Nous faisons toutes et tous le constat que notre démocratie est malade, en témoigne la survivance d’un article comme le 49-3 dans notre constitution et son usage...
Le système représentatif en particulier est bien mal en point, avec un mode électoral qui ampute le parlement d’une représentation juste des différents courants politiques que seul le système proportionnel peut garantir.

Les électeurs boudent de plus en plus les scrutins. Les annonces politiques via les médias donnent l’impression que tout est décidé dans un ailleurs difficilement repérable et la seule idée qui reste est que les citoyens sont dessaisis de leur possibilité d’investir, d’infléchir et d’intervenir en amont des décisions prises.

La temporalité médiatique tue la temporalité politique qui doit être celle du débat, de la délibération collective puis du choix.

Un débat éludé, confisqué par des experts qui influent sur les décisions par leur omni présence médiatique.

Voilà l’état des lieux.

Même si nul ne met en cause le fait qu’il faille des responsables, il nous faut repenser ce moment politique important qui est l’amont de la décision.
La ville de Paris, et singulièrement cette nouvelle mandature, a pris à bras le corps la participation des citoyennes et des citoyens à la décision, au choix et à l’élaboration de projets d’intérêt général.

On n’en est pas encore au budget participatif de Porto Alegre, mais avec les 5% de l’investissement de notre collectivité soumis au choix et aux initiatives citoyennes on est sur le bon chemin, même s’il reste perfectible.

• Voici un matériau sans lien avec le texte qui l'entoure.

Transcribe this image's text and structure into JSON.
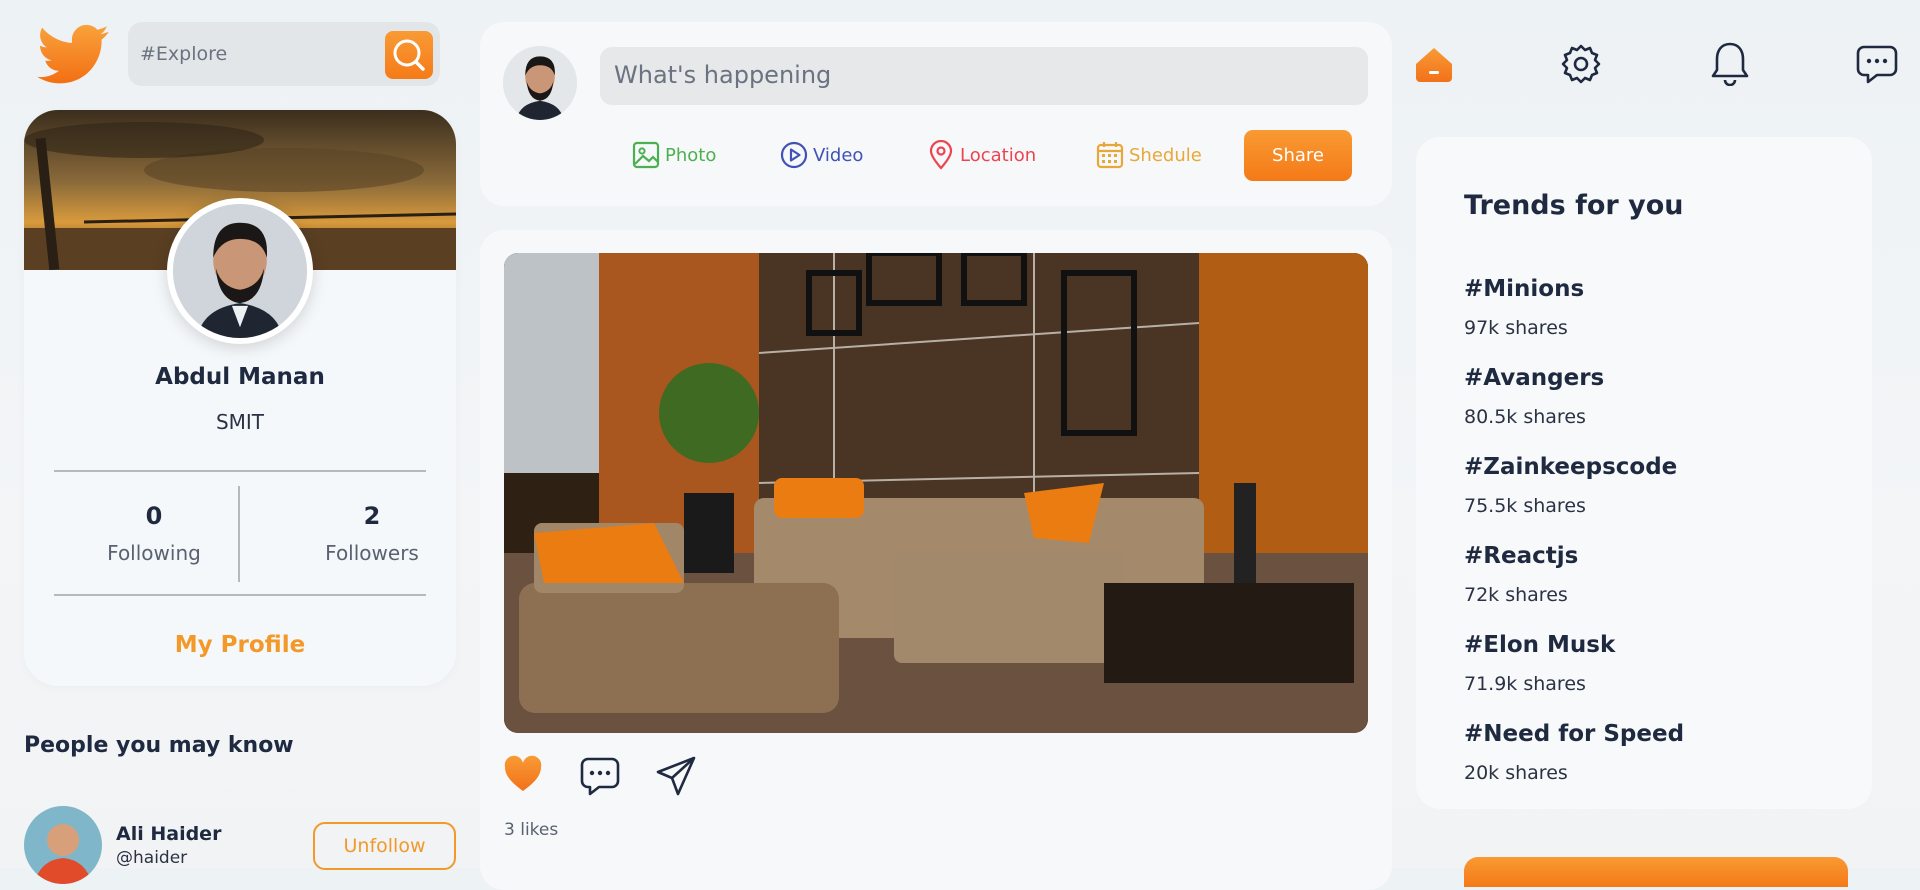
{
  "search": {
    "placeholder": "#Explore"
  },
  "profile": {
    "name": "Abdul Manan",
    "organization": "SMIT",
    "following_count": "0",
    "following_label": "Following",
    "followers_count": "2",
    "followers_label": "Followers",
    "my_profile_label": "My Profile"
  },
  "people_you_may_know": {
    "title": "People you may know",
    "items": [
      {
        "name": "Ali Haider",
        "handle": "@haider",
        "action_label": "Unfollow"
      }
    ]
  },
  "composer": {
    "placeholder": "What's happening",
    "options": [
      {
        "label": "Photo",
        "icon": "photo-icon",
        "color": "#4caf50"
      },
      {
        "label": "Video",
        "icon": "video-icon",
        "color": "#4052b5"
      },
      {
        "label": "Location",
        "icon": "location-icon",
        "color": "#ef4350"
      },
      {
        "label": "Shedule",
        "icon": "calendar-icon",
        "color": "#e8a838"
      }
    ],
    "share_label": "Share"
  },
  "post": {
    "likes_text": "3 likes",
    "actions": [
      "heart-icon",
      "comment-icon",
      "send-icon"
    ]
  },
  "topbar": {
    "icons": [
      "home-icon",
      "gear-icon",
      "bell-icon",
      "chat-icon"
    ]
  },
  "trends": {
    "title": "Trends for you",
    "items": [
      {
        "tag": "#Minions",
        "shares": "97k shares"
      },
      {
        "tag": "#Avangers",
        "shares": "80.5k shares"
      },
      {
        "tag": "#Zainkeepscode",
        "shares": "75.5k shares"
      },
      {
        "tag": "#Reactjs",
        "shares": "72k shares"
      },
      {
        "tag": "#Elon Musk",
        "shares": "71.9k shares"
      },
      {
        "tag": "#Need for Speed",
        "shares": "20k shares"
      }
    ]
  },
  "colors": {
    "accent": "#f47b18",
    "accent_light": "#f99b35",
    "text_dark": "#1f2a40"
  }
}
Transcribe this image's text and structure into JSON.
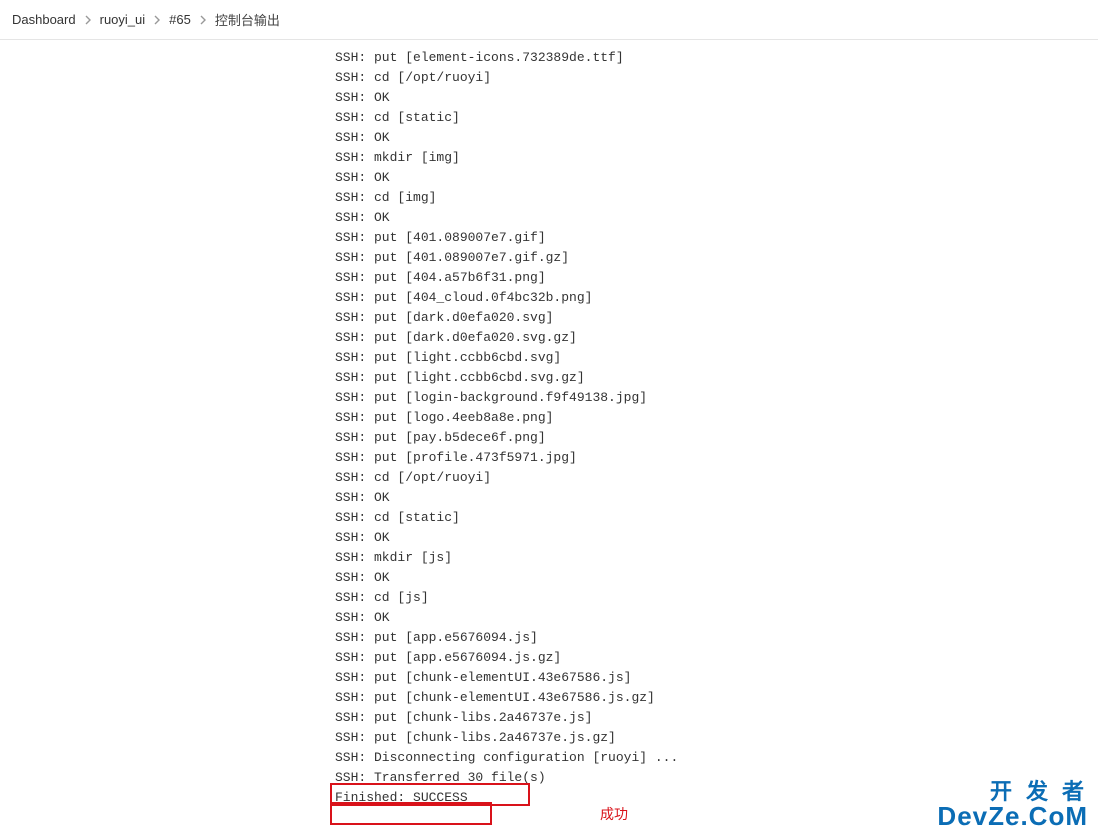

Mais il est aussi clair, et c’est là tout le sens de cette délibération, que nous devons réfléchir à comment faire pour que le citoyen ne soit pas le seul interlocuteur des pouvoirs publics mais bien d’aider à la revalorisation de la place et du rôle des corps intermédiaires.

Nous ne pouvons imaginer qu’un citoyen soit compétent en tout. Il a besoin comme vous et moi d’entendre les différents points de vue et ce d’où qu’ils viennent.
Le conseil des générations futures, qui sera la dénomination de notre Conseil Economique, Social et Environnemental Parisien, n’a pas vocation à se substituer aux différents organismes que la ville a créés pour élargir le champ de ce qui est discutable et discuté.

Il a simplement une vocation plus large. Il s’appuie sur les organisations que les citoyens se sont données eux mêmes associations, organisations syndicales de salariés et celles du monde de l’économie.

Il est un subtil dosage entre ces structures représentatives et les citoyens impliqués dans les conseils de quartier et les conseils citoyens, mais aussi de personnalités qualifiées qui souhaitent mettre leur compétence au service de l’intérêt général et de l’attractivité de notre ville.

Le conseil des générations futures n’est pas le lieu qui va remplacer notre assemblée, comme j’ai pu l’entendre ça ou là, mais bien un lieu ou en amont des décisions un éclairage pluri disciplinaire et disons-le où peuvent s’exprimer des intérêts de classe divergeant, propose et suggère aux élu-es des pistes, des propositions sur l’avenir de notre ville tant dans le champ économique, social, environnemental et sociétal.
Le conseil économique et social et environnemental national, même si son nom et sa composition a changé, est depuis les prémices des années 20, confirmé par la 4 ème et la 5 ème République, cette troisième assemblée de notre République. Il a su conjuguer les talents et les opinions afin que le gouvernement puisse s’appuyer sur un avis circonstancié de la société civile sur ces projets mais aussi sur des questions bien plus vastes.
Les résultats sont positifs, même s’ils restent trop méconnus du grand public. Le choix de permettre aux régions de créer des CESE a aussi été une bonne chose et pour les mêmes raisons.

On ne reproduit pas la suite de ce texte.